А я гляжу на бортпроводницу и, глядя на нее, размышляю обо всем, что только что произошло, – о том, что пассажиры были гораздо больше возбуждены инцидентом с Пако, чем предшествовавшей этому дискуссией о Мадрапуре, хотя она-то и должна была представлять для нас интерес, поскольку под вопросом оказался самый факт существования страны, в которую мы все направляемся. Но нет, мы уютно устроились в креслах и, искренне убежденные в том, что подобные несуразицы приключаются только с другими, предпочли поскорее развеять все, что могло бы заронить нам в души сомнение относительно конечной цели нашего полета.
Другой парадокс: тогда как обычно в самолете время ничем не заполнено, а человеческие контакты ничтожны, здесь мы с самого начала полета живем весьма интенсивной общественной жизнью, разнообразной и бурной. Столь оживленная атмосфера, как я уже отмечал, стала возможной благодаря круговому расположению кресел. Но вопрос, которым я теперь задаюсь, идет несколько дальше: всего-навсего «стала возможной» или именно этим расположением и вызвана?
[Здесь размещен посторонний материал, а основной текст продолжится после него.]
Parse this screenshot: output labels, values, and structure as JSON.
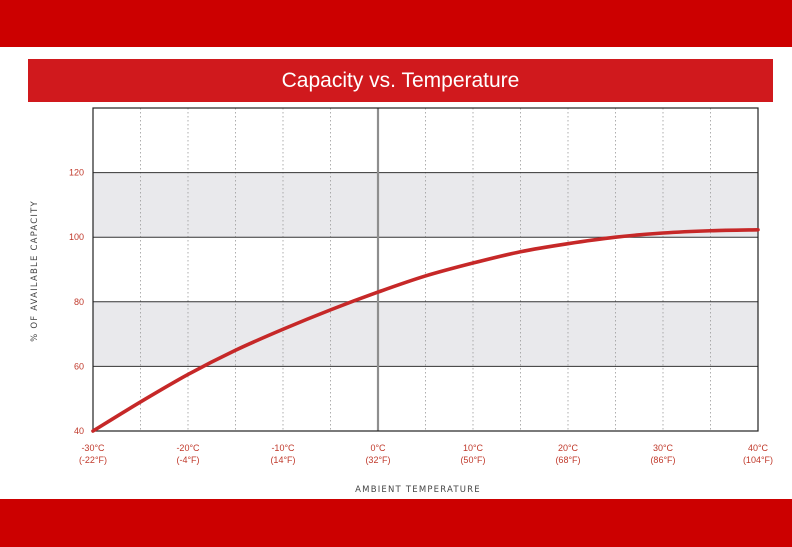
{
  "colors": {
    "brand_red": "#cc0000",
    "title_bar": "#d0191d",
    "curve": "#c62828",
    "band_fill": "#e9e9ec",
    "tick_label": "#c0392b"
  },
  "chart_data": {
    "type": "line",
    "title": "Capacity vs. Temperature",
    "xlabel": "AMBIENT TEMPERATURE",
    "ylabel": "% OF AVAILABLE CAPACITY",
    "xlim": [
      -30,
      40
    ],
    "ylim": [
      40,
      140
    ],
    "yticks": [
      40,
      60,
      80,
      100,
      120
    ],
    "xticks": [
      {
        "value": -30,
        "label": "-30°C",
        "sub": "(-22°F)"
      },
      {
        "value": -20,
        "label": "-20°C",
        "sub": "(-4°F)"
      },
      {
        "value": -10,
        "label": "-10°C",
        "sub": "(14°F)"
      },
      {
        "value": 0,
        "label": "0°C",
        "sub": "(32°F)"
      },
      {
        "value": 10,
        "label": "10°C",
        "sub": "(50°F)"
      },
      {
        "value": 20,
        "label": "20°C",
        "sub": "(68°F)"
      },
      {
        "value": 30,
        "label": "30°C",
        "sub": "(86°F)"
      },
      {
        "value": 40,
        "label": "40°C",
        "sub": "(104°F)"
      }
    ],
    "shaded_bands": [
      [
        60,
        80
      ],
      [
        100,
        120
      ]
    ],
    "vertical_reference": 0,
    "minor_gridlines": "dotted, every 5°C",
    "grid": true,
    "legend": "none",
    "series": [
      {
        "x": [
          -30,
          -25,
          -20,
          -15,
          -10,
          -5,
          0,
          5,
          10,
          15,
          20,
          25,
          30,
          35,
          40
        ],
        "y": [
          40,
          49,
          57.5,
          65,
          71.5,
          77.5,
          83,
          88,
          92,
          95.5,
          98,
          100,
          101.3,
          102,
          102.3
        ]
      }
    ]
  }
}
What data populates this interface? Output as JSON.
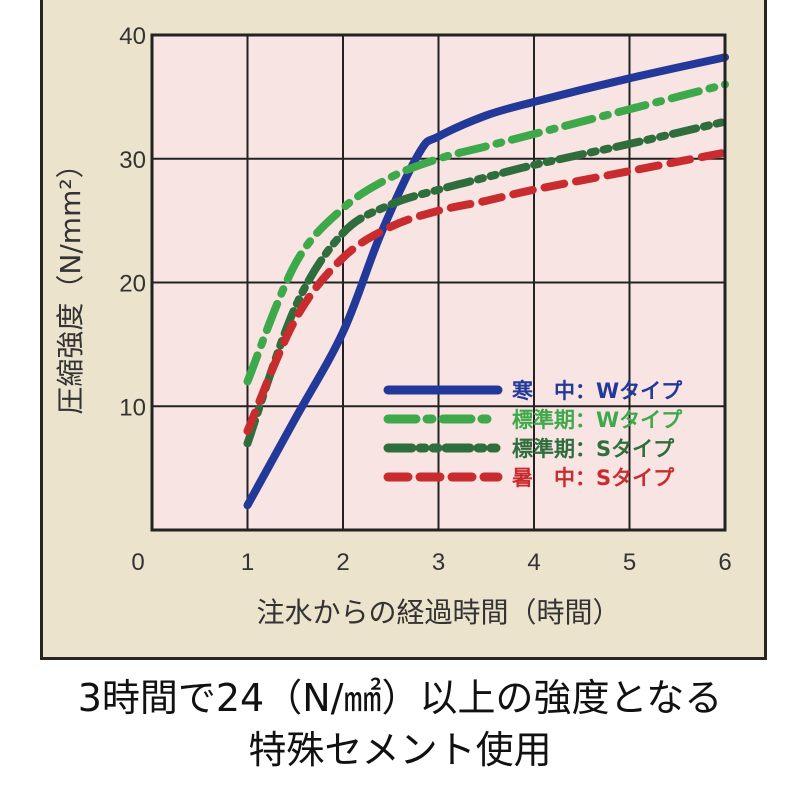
{
  "chart_data": {
    "type": "line",
    "title": "",
    "xlabel": "注水からの経過時間（時間）",
    "ylabel": "圧縮強度（N/mm²）",
    "xlim": [
      0,
      6
    ],
    "ylim": [
      0,
      40
    ],
    "x_ticks": [
      "0",
      "1",
      "2",
      "3",
      "4",
      "5",
      "6"
    ],
    "y_ticks": [
      "10",
      "20",
      "30",
      "40"
    ],
    "grid": true,
    "legend_position": "lower-right",
    "series": [
      {
        "name": "寒　中：Wタイプ",
        "color": "#23399a",
        "dash": "solid",
        "x": [
          1,
          1.5,
          2,
          2.4,
          2.8,
          3,
          3.5,
          4,
          5,
          6
        ],
        "y": [
          2,
          9,
          16,
          24,
          30.5,
          31.8,
          33.5,
          34.6,
          36.5,
          38.2
        ]
      },
      {
        "name": "標準期：Wタイプ",
        "color": "#3ea94a",
        "dash": "dashdot",
        "x": [
          1,
          1.5,
          2,
          2.5,
          3,
          3.5,
          4,
          5,
          6
        ],
        "y": [
          12,
          21.5,
          26,
          28.5,
          30,
          31,
          32,
          34,
          36
        ]
      },
      {
        "name": "標準期：Sタイプ",
        "color": "#2f6e3c",
        "dash": "dashdotdot",
        "x": [
          1,
          1.5,
          2,
          2.5,
          3,
          3.5,
          4,
          5,
          6
        ],
        "y": [
          7,
          18,
          24,
          26.3,
          27.5,
          28.5,
          29.5,
          31.2,
          33
        ]
      },
      {
        "name": "暑　中：Sタイプ",
        "color": "#c92c2e",
        "dash": "dashed",
        "x": [
          1,
          1.5,
          2,
          2.5,
          3,
          3.5,
          4,
          5,
          6
        ],
        "y": [
          8,
          17,
          22,
          24.5,
          25.8,
          26.6,
          27.5,
          29,
          30.5
        ]
      }
    ]
  },
  "caption": {
    "line1": "3時間で24（N/㎟）以上の強度となる",
    "line2": "特殊セメント使用"
  }
}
Я не хотел бы показаться вам слишком заумным и сложным, но фигура круга для меня чрезвычайно важна. Я не рассматриваю ее в том смысле, в каком это делают буддисты, для которых круг символизирует колесо времени, где вещи вовлечены в вереницу нескончаемых превращений и души переселяются из тела в тело, пока не очистятся, и тогда они выйдут из колеса и познают наконец покой.
Для меня круг – это сообщество мужчин и женщин, частью которого я являюсь и проблемы, усилия, надежды которого я разделяю. Счастье для меня – быть вместе со всеми. Другого счастья, по-моему, нет.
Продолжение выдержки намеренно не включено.